The Azure M-series Mv3 family is the next generation of VMs with optimized memory, providing users with a lower TCO, more uptime and faster insights. These benefits result from the improved price-performance ratio of direct Azure IaaS deployments running SAP HANA workloads with SAP RISE on Azure. Fourth-generation Intel® Xeon® Scalable processors power Mv3 VMs, along with Azure Boost. These VMs also scale for SAP workloads, with sizes ranging up to 32 TB.

Premium SSD v2

Premium SSD v2 is available in preview at a low cost, offering up to 64 TB storage with latencies below one millisecond and up to 80K input/output operations per second (IOPS). This level of performance is suitable for IO-intensive workloads, providing flexibility in managing the cost of Tier-1 Azure production environments. IOPS scaling is also available in preview, which allows customers to scale their I/O performance up to 20K IOPS. Users can quickly perform transient operations like data loads and migrations, and then scale their I/O back down to cut costs.

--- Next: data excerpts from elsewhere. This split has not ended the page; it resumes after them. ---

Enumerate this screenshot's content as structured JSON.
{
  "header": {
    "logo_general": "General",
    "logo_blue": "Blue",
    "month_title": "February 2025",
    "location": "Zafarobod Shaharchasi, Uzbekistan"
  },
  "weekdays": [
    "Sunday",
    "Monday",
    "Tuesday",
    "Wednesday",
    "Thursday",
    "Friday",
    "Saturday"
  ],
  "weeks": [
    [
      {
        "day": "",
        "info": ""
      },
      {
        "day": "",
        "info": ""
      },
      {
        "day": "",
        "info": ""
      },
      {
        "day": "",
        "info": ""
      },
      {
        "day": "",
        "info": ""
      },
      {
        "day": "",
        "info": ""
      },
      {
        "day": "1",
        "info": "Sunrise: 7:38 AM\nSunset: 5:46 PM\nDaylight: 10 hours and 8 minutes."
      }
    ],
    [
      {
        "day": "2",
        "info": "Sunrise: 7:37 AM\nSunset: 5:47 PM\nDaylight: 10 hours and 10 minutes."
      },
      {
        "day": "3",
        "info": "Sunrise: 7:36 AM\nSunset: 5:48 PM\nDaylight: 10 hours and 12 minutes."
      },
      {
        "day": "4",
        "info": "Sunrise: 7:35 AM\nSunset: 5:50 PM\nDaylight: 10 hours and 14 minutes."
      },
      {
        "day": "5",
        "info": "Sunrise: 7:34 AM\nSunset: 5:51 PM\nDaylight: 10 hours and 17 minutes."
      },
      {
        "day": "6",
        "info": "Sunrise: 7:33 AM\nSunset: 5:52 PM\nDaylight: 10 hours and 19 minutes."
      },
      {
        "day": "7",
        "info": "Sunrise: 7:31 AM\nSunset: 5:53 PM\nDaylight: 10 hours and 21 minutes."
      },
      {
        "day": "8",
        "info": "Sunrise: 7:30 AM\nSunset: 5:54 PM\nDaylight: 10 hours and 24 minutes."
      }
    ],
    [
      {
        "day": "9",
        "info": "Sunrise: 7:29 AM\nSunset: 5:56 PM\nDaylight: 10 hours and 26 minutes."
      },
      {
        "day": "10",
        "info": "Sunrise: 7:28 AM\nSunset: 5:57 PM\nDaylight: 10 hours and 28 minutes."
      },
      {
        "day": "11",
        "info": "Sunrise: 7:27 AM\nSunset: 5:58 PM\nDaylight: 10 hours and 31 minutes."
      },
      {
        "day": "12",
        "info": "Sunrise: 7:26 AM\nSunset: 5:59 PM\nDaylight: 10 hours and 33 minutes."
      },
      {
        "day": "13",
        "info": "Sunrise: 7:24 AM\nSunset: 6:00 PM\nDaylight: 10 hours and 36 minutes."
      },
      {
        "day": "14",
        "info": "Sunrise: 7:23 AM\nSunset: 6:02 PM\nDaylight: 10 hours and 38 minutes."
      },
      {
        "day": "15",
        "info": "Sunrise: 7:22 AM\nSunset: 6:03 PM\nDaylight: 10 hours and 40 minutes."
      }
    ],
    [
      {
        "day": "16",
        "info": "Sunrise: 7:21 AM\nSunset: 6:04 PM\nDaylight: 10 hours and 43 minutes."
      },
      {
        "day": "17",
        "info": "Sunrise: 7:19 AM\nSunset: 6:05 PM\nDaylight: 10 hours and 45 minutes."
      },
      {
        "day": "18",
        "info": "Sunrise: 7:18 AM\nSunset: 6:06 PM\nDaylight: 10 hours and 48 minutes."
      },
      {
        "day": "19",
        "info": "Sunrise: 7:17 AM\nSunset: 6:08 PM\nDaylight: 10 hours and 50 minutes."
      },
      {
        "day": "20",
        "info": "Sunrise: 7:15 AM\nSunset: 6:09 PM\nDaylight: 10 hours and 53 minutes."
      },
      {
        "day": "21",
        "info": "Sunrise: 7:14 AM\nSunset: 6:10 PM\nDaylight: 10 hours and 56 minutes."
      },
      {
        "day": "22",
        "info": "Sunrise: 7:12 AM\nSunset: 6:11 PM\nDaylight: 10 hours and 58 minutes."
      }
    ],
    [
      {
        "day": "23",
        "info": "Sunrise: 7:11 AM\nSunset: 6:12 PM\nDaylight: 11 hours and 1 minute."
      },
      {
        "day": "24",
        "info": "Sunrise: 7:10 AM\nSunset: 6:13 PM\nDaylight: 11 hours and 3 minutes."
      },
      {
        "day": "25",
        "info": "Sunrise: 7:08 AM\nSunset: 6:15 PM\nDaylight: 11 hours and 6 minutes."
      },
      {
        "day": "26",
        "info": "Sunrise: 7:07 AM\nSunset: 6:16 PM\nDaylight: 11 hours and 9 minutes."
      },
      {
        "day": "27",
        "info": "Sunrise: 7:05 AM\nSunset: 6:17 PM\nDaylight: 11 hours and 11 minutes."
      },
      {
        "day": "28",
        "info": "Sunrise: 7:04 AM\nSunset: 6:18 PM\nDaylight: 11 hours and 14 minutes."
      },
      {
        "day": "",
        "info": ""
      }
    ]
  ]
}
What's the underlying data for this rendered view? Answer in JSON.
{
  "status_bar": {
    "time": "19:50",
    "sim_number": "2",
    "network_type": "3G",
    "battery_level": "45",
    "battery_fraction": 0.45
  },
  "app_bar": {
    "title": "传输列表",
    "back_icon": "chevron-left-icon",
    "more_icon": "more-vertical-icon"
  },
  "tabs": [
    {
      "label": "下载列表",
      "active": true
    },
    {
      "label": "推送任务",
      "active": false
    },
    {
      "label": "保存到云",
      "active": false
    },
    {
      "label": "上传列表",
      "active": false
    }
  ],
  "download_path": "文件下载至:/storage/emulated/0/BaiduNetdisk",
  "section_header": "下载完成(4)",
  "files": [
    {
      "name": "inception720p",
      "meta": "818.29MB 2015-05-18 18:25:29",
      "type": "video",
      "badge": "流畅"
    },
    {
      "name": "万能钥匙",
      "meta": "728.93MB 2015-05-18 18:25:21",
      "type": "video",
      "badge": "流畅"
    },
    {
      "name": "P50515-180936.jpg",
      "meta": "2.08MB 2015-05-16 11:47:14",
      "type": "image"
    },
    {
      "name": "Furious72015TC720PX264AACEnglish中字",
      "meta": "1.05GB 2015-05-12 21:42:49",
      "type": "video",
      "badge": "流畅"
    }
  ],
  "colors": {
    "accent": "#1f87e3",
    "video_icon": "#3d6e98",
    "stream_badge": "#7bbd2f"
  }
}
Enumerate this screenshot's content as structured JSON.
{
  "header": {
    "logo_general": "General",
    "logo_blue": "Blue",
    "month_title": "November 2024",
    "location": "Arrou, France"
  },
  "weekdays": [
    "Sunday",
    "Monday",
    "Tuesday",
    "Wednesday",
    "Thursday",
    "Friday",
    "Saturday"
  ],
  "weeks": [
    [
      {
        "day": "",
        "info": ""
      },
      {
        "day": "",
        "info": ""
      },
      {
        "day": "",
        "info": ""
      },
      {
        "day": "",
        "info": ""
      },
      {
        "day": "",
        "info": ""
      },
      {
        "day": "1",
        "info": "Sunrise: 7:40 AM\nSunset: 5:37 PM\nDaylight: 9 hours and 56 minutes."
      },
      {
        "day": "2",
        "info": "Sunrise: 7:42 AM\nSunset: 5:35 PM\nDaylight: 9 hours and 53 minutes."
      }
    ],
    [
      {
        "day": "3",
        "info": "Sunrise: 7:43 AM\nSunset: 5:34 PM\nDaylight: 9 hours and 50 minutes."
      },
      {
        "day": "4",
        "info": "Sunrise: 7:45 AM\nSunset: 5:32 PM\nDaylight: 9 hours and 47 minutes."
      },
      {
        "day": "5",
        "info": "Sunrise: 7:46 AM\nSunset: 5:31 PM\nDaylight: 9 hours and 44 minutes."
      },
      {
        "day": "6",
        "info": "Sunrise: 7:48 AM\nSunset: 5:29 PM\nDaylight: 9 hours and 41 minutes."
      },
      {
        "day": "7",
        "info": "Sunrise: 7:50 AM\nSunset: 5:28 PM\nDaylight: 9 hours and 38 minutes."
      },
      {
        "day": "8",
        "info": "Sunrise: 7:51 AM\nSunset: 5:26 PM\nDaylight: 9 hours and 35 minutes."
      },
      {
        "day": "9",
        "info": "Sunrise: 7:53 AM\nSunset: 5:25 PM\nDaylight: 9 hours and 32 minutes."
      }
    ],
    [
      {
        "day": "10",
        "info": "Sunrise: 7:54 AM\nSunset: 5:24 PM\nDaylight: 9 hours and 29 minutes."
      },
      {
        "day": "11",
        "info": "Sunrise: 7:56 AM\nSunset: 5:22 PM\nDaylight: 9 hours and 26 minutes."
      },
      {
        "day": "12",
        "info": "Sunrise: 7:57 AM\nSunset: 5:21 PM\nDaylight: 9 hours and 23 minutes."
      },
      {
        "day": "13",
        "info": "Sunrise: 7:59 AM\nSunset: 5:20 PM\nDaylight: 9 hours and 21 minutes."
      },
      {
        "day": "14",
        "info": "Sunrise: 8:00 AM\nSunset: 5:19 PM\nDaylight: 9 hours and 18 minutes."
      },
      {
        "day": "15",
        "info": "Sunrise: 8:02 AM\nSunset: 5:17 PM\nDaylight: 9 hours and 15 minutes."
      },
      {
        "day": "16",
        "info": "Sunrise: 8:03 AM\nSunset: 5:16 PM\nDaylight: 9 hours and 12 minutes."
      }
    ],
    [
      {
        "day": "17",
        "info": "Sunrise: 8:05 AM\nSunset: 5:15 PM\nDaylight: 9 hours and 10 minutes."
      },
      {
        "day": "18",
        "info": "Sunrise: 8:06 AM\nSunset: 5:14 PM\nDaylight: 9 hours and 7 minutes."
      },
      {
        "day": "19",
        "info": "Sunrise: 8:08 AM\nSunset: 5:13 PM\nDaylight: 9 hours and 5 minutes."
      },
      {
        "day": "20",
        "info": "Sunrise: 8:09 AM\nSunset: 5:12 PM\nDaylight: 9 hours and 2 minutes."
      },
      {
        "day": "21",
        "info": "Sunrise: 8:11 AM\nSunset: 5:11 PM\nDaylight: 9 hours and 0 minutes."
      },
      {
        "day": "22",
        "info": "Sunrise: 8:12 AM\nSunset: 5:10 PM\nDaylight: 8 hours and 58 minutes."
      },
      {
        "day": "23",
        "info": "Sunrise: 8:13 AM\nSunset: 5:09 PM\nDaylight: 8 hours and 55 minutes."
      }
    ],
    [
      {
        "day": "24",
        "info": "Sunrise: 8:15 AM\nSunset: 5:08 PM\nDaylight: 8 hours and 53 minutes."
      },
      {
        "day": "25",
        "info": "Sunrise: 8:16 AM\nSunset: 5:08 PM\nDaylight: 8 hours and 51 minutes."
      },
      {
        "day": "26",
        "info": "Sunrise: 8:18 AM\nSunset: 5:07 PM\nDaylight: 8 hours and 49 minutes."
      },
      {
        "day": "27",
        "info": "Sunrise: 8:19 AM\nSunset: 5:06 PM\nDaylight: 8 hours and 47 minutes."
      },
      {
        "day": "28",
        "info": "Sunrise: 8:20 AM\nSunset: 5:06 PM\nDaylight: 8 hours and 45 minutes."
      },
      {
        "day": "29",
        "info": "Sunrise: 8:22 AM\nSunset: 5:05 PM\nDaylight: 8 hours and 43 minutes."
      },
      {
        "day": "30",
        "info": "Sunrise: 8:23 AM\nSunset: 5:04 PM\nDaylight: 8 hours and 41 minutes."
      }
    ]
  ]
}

Regarding Cloud Expenditure and Cloud Efficiency

Azure FinOps plays a key role in helping organizations analyze Azure usage, right-sizing resources, and control their cloud costs by optimizing spending for Microsoft Azure cloud services. The right strategies provide greater visibility into these costs, helping to allocate costs, plan budgets and implement best practices in cloud spending. These practices also allow organizations to make informed decisions about their cloud investments, increase business agility and improve their overall management of cloud resources. 

At the end of the day, an organization who establishes a FinOps practice should be able to detect cost anomalies, prevent cost overruns, be able to allocate costs accurately, achieve cost savings over time, and succeed with cloud optimization. This means that they will increase their cloud efficiency and provide business teams with additional value. Not doing so will likely lead to significant costs while maintaining resources and capacity which aren’t needed. Therefore, make sure your approach to cloud services includes the FinOps principles and capabilities that Microsoft promotes.